Mr. Giannangeli, and other representatives of the wine industry, said many wineries and World Wide Web sites ship wine illegally. And it's not easy for ABC boards to prosecute them. If a winery in California ships a case to a consumer in Virginia, the Virginia ABC has difficulty prosecuting the winery.
Rep. Joe Scarborough, Florida Republican, introduced a bill, which passed the House, that would allow state attorneys general to plea in federal court to stop offenders of their state laws. A similar measure was approved by the Senate, but it was defeated as part of a juvenile justice bill.

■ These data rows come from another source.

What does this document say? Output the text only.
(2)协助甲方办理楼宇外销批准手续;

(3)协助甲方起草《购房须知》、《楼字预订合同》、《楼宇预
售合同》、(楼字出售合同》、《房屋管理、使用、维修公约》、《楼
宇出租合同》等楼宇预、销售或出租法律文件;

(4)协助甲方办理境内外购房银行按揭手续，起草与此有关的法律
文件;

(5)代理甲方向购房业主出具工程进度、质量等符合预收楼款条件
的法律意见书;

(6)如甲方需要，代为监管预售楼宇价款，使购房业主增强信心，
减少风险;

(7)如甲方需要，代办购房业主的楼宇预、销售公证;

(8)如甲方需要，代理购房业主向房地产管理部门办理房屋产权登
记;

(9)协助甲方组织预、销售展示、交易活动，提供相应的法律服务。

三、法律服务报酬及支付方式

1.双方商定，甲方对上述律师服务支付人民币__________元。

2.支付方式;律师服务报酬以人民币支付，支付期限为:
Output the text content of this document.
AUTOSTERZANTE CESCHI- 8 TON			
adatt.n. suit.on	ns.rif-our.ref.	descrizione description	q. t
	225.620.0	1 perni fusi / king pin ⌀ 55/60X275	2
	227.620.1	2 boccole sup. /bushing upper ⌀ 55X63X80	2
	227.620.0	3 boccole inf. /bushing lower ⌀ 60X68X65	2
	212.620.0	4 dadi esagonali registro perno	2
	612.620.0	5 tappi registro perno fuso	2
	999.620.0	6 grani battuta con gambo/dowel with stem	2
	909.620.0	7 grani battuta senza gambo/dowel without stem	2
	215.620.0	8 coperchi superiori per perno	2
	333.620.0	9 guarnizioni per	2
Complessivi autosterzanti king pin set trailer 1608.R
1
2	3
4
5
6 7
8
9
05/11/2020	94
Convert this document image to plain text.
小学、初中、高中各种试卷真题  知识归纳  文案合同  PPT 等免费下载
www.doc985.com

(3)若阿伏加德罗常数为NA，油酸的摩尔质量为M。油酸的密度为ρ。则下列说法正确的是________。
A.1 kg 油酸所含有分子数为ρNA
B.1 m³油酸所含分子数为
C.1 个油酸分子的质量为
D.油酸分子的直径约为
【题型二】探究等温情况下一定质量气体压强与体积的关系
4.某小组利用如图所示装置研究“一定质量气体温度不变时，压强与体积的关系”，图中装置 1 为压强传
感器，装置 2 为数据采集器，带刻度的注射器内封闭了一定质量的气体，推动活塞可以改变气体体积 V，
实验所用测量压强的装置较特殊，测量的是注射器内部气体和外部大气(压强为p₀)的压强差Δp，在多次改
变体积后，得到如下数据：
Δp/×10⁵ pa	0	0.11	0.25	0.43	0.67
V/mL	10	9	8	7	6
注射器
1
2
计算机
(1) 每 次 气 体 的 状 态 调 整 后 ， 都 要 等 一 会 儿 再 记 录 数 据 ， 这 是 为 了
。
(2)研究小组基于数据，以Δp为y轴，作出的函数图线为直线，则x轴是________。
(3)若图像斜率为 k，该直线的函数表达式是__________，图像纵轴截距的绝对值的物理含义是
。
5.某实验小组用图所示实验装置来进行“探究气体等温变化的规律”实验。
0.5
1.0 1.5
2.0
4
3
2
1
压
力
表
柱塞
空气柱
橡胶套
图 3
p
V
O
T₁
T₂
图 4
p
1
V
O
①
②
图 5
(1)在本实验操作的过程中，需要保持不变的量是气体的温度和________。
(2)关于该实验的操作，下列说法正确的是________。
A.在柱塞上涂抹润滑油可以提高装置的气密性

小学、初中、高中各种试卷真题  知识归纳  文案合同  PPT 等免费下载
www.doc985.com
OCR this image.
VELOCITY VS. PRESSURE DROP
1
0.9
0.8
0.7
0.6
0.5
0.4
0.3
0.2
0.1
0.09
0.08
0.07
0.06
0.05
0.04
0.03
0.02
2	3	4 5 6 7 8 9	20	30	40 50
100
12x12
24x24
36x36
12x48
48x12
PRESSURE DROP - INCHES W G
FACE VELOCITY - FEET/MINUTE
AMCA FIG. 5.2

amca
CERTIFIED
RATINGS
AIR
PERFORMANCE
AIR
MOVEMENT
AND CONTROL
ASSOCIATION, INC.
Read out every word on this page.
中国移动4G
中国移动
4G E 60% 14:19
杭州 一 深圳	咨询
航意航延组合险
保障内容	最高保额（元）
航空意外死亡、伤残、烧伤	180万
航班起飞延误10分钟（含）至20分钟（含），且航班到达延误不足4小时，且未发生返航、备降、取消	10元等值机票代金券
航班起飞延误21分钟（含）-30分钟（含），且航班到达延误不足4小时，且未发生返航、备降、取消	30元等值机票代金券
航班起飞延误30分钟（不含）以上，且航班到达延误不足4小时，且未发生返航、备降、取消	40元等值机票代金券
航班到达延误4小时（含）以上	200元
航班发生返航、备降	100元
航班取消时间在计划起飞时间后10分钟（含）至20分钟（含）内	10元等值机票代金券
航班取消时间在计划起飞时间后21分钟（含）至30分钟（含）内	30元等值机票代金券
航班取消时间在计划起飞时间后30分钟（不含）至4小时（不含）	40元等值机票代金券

David Dickerson, vice president of public affairs and communications for the Wine and Spirits Wholesalers of America, said alcohol sales would be a free-for-all if direct shipment laws did not exist.
"If indeed states' controls are weakened, we're going to see not the responsible people, but the irresponsible people taking advantage of these loopholes to market in illegal ways," Mr. Dickerson said.
The wholesalers maintain that ordering alcohol via the Internet makes it easier for underage individuals to buy alcohol and more difficult for states to collect taxes on products.
Pete Downs, a lobbyist for Kendall-Jackson, one of the best-known California wineries, said that wineries are willing to pay state taxes on direct shipment if states set up a mechanism for them to do so. And, as wineries see it, the risk of underage access is very small.
"Minors do not purchase wine over the Internet, they're not willing to wait three or four days for it to get there, they're not willing to have the paper trail of the credit card, and they're not willing to take a chance of having the delivery when the parents are there," Mr. Downs said.